As for the Democrats, they got similar problems but oddly theirs isn’t so fatal. It’s really a question of whether they can adjust tactics where they work. And most of all, are they willing to ditch corporate interests or at very least put them on the back burner. I think 2018 they’ll keep corporate interests since they pay the bills. So this is the year that we’ll see pushback but no real reforms. 2020 might be the year the Democrats get their wakeup call (I hope).

1 Like

Yeah, let’s start stockpiling the knives we’re going to pull out of our own backs after the predictable midterm thing happens and only 42% of people turn out. “It’s because the policies of the Democratic party weren’t progressive enough, not this basic procedural failure that has been repeating for over a century!”
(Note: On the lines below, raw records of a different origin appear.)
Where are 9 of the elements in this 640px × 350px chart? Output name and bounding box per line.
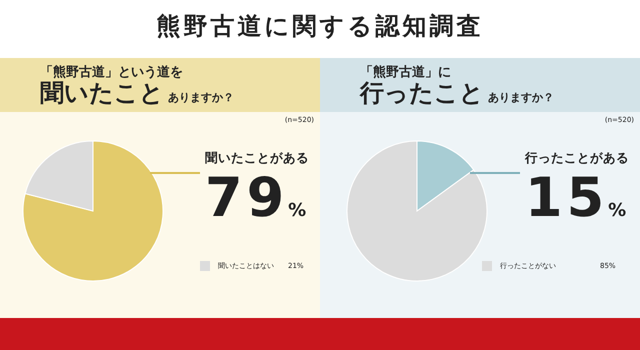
chart-subtitle: 「熊野古道」という道を聞いたことありますか？ — [40, 65, 234, 108]
chart-subtitle: 「熊野古道」に行ったことありますか？ — [360, 65, 554, 108]
slice-label: 聞いたことがある — [205, 150, 309, 167]
chart-title: 熊野古道に関する認知調査 — [156, 11, 484, 42]
slice-label: 行ったことがある — [525, 150, 629, 167]
pie-slice — [346, 140, 488, 282]
data-label: 15% — [525, 166, 626, 229]
data-label: 79% — [205, 166, 306, 229]
pie-slice — [22, 140, 164, 282]
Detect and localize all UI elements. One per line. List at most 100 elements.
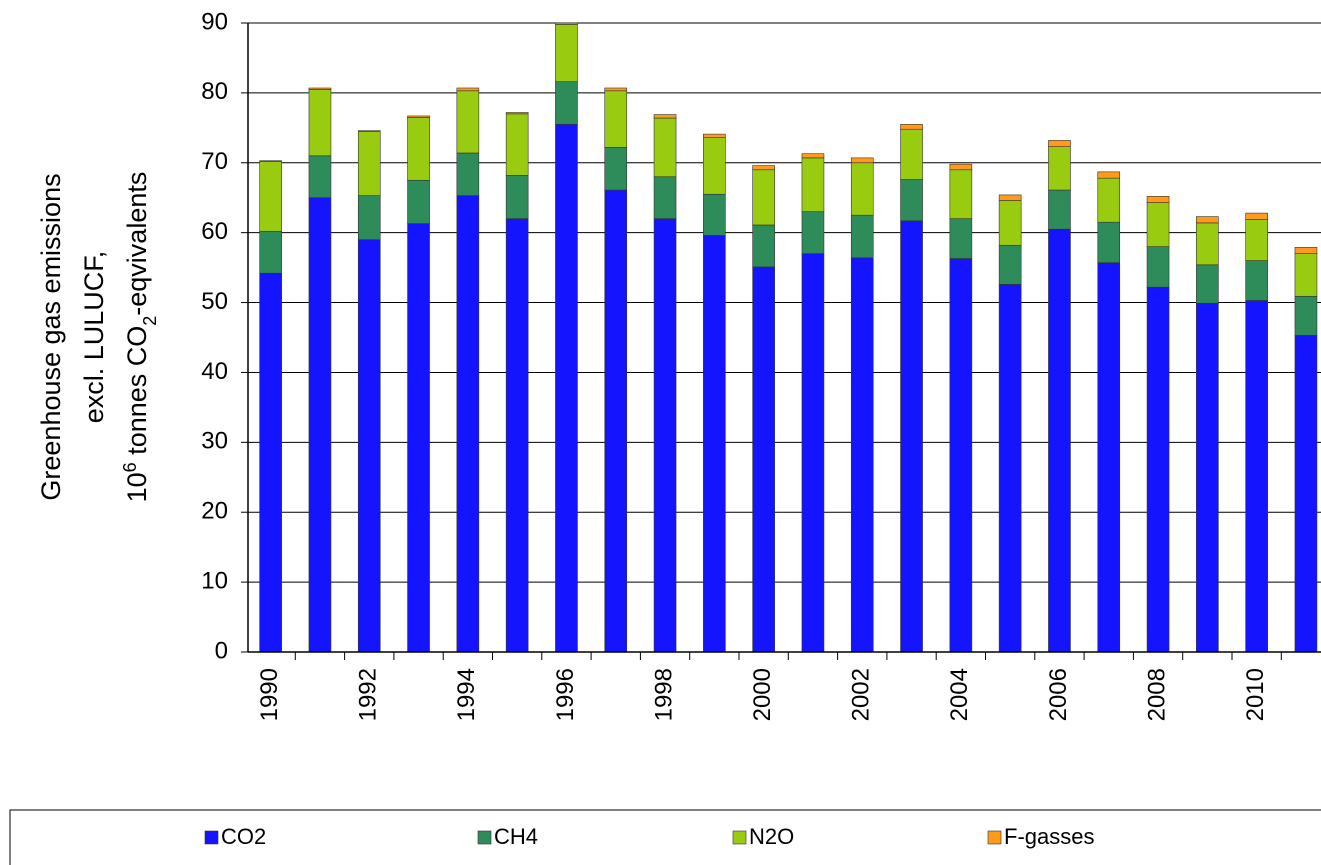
legend-label: N2O <box>749 824 794 849</box>
y-tick-label: 40 <box>201 358 228 385</box>
bar-segment <box>949 258 973 653</box>
y-axis-label-line: Greenhouse gas emissions <box>36 173 66 500</box>
bar-segment <box>1097 262 1121 653</box>
bar-segment <box>949 163 973 171</box>
bar-segment <box>1245 212 1268 220</box>
bar-segment <box>850 257 874 653</box>
y-axis-label-part: -eqvivalents <box>122 172 152 316</box>
bar-segment <box>1048 140 1071 148</box>
x-tick-label: 1996 <box>552 668 579 721</box>
bar-segment <box>752 169 775 226</box>
bar-segment <box>604 147 628 191</box>
bar-segment <box>703 235 726 653</box>
bar-segment <box>653 114 677 119</box>
bar-segment <box>1097 177 1121 223</box>
y-tick-label: 80 <box>201 78 228 105</box>
x-tick-label: 2002 <box>848 668 875 721</box>
bar-segment <box>703 133 726 138</box>
bar-segment <box>407 179 430 224</box>
bar-segment <box>259 272 282 653</box>
bar-segment <box>1245 300 1268 653</box>
y-tick-label: 10 <box>201 567 228 594</box>
bar-segment <box>505 218 529 653</box>
bar-segment <box>900 124 923 130</box>
y-tick-label: 70 <box>201 148 228 175</box>
bar-segment <box>653 117 677 178</box>
legend-box <box>9 809 1321 865</box>
bar-segment <box>949 218 973 259</box>
legend-swatch <box>732 830 747 845</box>
y-axis-label-part: 10 <box>122 472 152 502</box>
legend-swatch <box>477 830 492 845</box>
bar-segment <box>407 117 430 181</box>
bar-segment <box>259 230 282 274</box>
bar-segment <box>505 112 529 115</box>
bar-segment <box>1196 216 1219 224</box>
bar-segment <box>604 87 628 92</box>
bar-segment <box>604 189 628 653</box>
bar-segment <box>357 239 381 653</box>
y-tick-label: 90 <box>201 8 228 35</box>
bar-segment <box>752 224 775 268</box>
bar-segment <box>1196 264 1219 304</box>
bar-segment <box>604 90 628 148</box>
bar-segment <box>1146 286 1170 653</box>
x-tick-label: 1990 <box>256 668 283 721</box>
x-tick-label: 1994 <box>453 668 480 721</box>
y-tick-label: 60 <box>201 218 228 245</box>
bar-segment <box>998 244 1022 285</box>
bar-segment <box>703 137 726 195</box>
y-tick-label: 0 <box>215 637 228 664</box>
x-tick-label: 2008 <box>1143 668 1170 721</box>
bar-segment <box>1146 246 1170 288</box>
bar-segment <box>1097 221 1121 264</box>
bar-segment <box>850 162 874 216</box>
bar-segment <box>555 24 578 83</box>
bar-segment <box>998 194 1022 201</box>
bar-segment <box>801 211 825 254</box>
bar-segment <box>850 214 874 259</box>
bar-segment <box>308 155 332 199</box>
bar-segment <box>900 128 923 180</box>
y-axis-label-part: 6 <box>120 462 140 472</box>
legend-label: CO2 <box>221 824 266 849</box>
bar-segment <box>505 175 529 219</box>
bar-segment <box>456 90 480 154</box>
bar-segment <box>653 218 677 653</box>
bar-segment <box>456 152 480 196</box>
bar-segment <box>1196 222 1219 266</box>
bar-segment <box>1294 335 1318 653</box>
bar-segment <box>456 195 480 653</box>
x-tick-label: 2010 <box>1242 668 1269 721</box>
x-tick-label: 2000 <box>749 668 776 721</box>
bar-segment <box>259 160 282 162</box>
bar-segment <box>308 89 332 157</box>
bar-segment <box>1097 171 1121 179</box>
bar-segment <box>357 130 381 132</box>
legend-label: CH4 <box>494 824 538 849</box>
bar-segment <box>407 223 430 653</box>
y-axis-label-part: 2 <box>140 316 160 326</box>
bar-segment <box>308 87 332 90</box>
y-axis-label-part: tonnes CO <box>122 326 152 463</box>
legend-swatch <box>204 830 219 845</box>
bar-segment <box>1196 302 1219 653</box>
bar-segment <box>752 266 775 653</box>
bar-segment <box>1146 202 1170 247</box>
bar-segment <box>801 153 825 159</box>
bar-segment <box>1294 253 1318 297</box>
y-tick-label: 50 <box>201 288 228 315</box>
bar-segment <box>1048 189 1071 230</box>
bar-segment <box>801 157 825 213</box>
bar-segment <box>1294 247 1318 254</box>
y-axis-label-line: 106 tonnes CO2-eqvivalents <box>120 172 160 503</box>
bar-segment <box>555 22 578 25</box>
bar-segment <box>505 113 529 176</box>
bar-segment <box>456 87 480 92</box>
bar-segment <box>308 197 332 653</box>
y-tick-label: 30 <box>201 428 228 455</box>
y-axis-label-line: excl. LULUCF, <box>79 251 109 424</box>
bar-segment <box>357 195 381 240</box>
bar-segment <box>407 115 430 118</box>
2020 might be the year the Democrats get their wakeup call (I hope).

not if Hillary runs again
Also they really need to look at the traditional base they abandoned in the past 30years and stop moving to the centre right. Pretty much all the centre parties in the West have been clobbered with the rise of populism. The reasons are economic,ie 30 years of neo-liberalism. The backlash to that is what brought about Trump and Brexit. Except for the Bernie and Warren wing I don’t see the Democrats changing and the constant focus on Its the Racism or Russia (of which there certainly is but is not the main cause) means the Democrats don’t have to accept any responsibility.

1 Like

Speaking as an outsider, the whole “Clinton’s totally going to run again!” thing seems to me to be 1/3 hopeful Republican wish-fulfillment (“She’s going to get crushed again!”, never mind that Trump’s win wasn’t crushing in the first place), 1/3 pessimistic Leftist doom-mongering (“The democrats never learn, everything’s doomed!”), and 1/3 people on both the right and the left arguing about the thing, rarely pausing to ask if there’s actually any genuine sign that she’s going to do it, or whether it’s just some pundit somewhere making noises.

1 Like

This topic was automatically closed after 5 days. New replies are no longer allowed.